Moreover, while the Court stated that the public interest balancing test involves a “weighing of the respective private and public interests in the analysis of the records in issue”, it did not disturb the guidance that it previously gave in The Governors and Guardians of the Hospital for the Relief of Poor Lying-In Women v. the Information Commissioner  IESC 26 ("the Rotunda Hospital case") in which it drew a distinction between private and public interests. Relevant private interests are those that are recognised by law and, in particular, through the protection afforded by the exemption provisions. Although the Court’s comments were made in cases involving confidentiality and commercial sensitivity, I consider them to be relevant to the consideration of public interest tests generally.
The FOI Act recognises the public interest in the protection of the right to privacy both in the language of section 37 and the Long Title to the Act (which makes clear that the release of records under FOI must be consistent with the right to privacy). It is also worth noting that the right to privacy has a constitutional dimension, as one of the unenumerated personal rights under the Constitution. Moreover, unlike other public interest tests provided for in the FOI Act, there is a discretionary element to section 37(5)(a), which is a further indication of the very strong public interest in the right to privacy. Privacy rights will therefore be set aside only where the public interest served by granting the request (and breaching those rights) is sufficiently strong to outweigh the public interest in protecting privacy. It is also relevant to note that the release of records under FOI is, in effect, regarded as release to the world at large, given that the Act places no constraints on the uses to which the information contained in those records may be put.
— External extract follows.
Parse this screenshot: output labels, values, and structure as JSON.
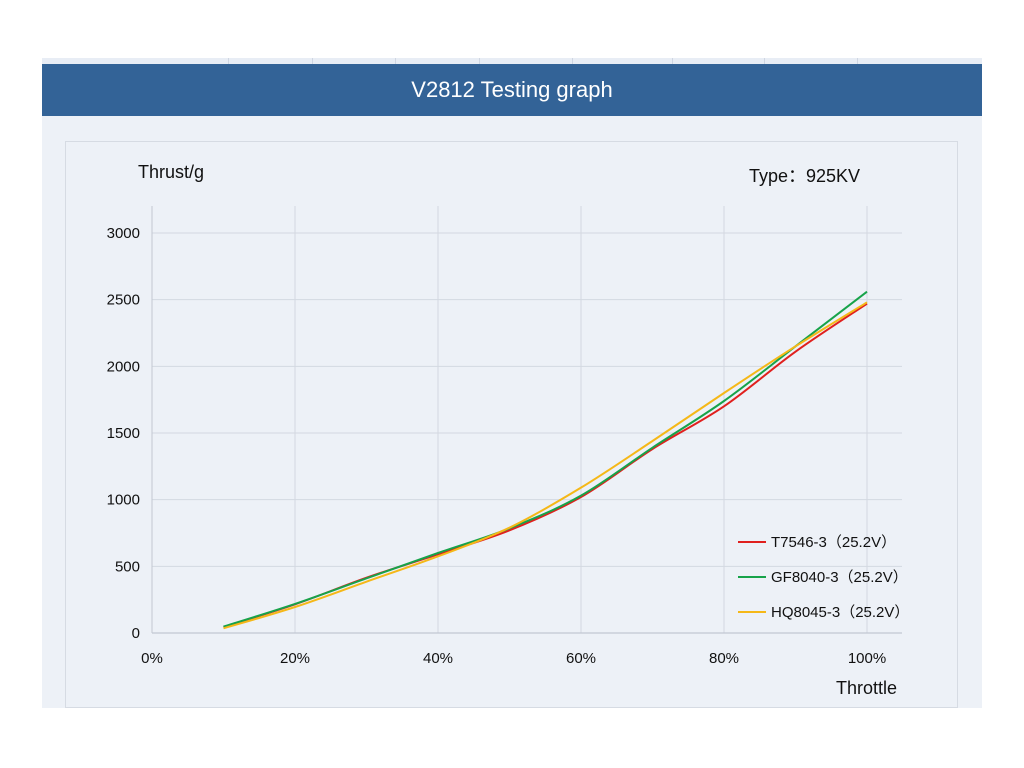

Having carefully considered the matter, I find no relevant public interest in granting access to the withheld information in this case that, on balance, outweighs the public interest in upholding the right to privacy of the third parties concerned. I find that section 37(5)(a) does not apply.
In conclusion, therefore, I find that the records concerned, should not be released in accordance with section 37(1) of the Act. On the basis, that I have found the remaining records to be exempt under section 37, I will not consider the applicability of the other exemptions.
Having carried out a review under section 22(2) of the FOI Act, I hereby vary the Council’s decision. I find that the Council did not provide sufficient information in relation to searches carried out for items 2(d), 3(f), 3(c) and 3(g) of the applicant’s request and direct it to re – consider the matter afresh.
In relation to the records withheld on the basis of section 37 of the FOI Act, I find that the records in question, are exempt from release under section 37(1) of the Act and that the Council were justified in its decision to refuse access under this exemption.
Section 24 of the FOI Act sets out detailed provisions for an appeal to the High Court by a party to a review, or any other person affected by the decision. In summary, such an appeal, normally on a point of law, must be initiated by the applicant not later than eight weeks after notice of the decision was given, and by any other party not later than four weeks after notice of the decision was given.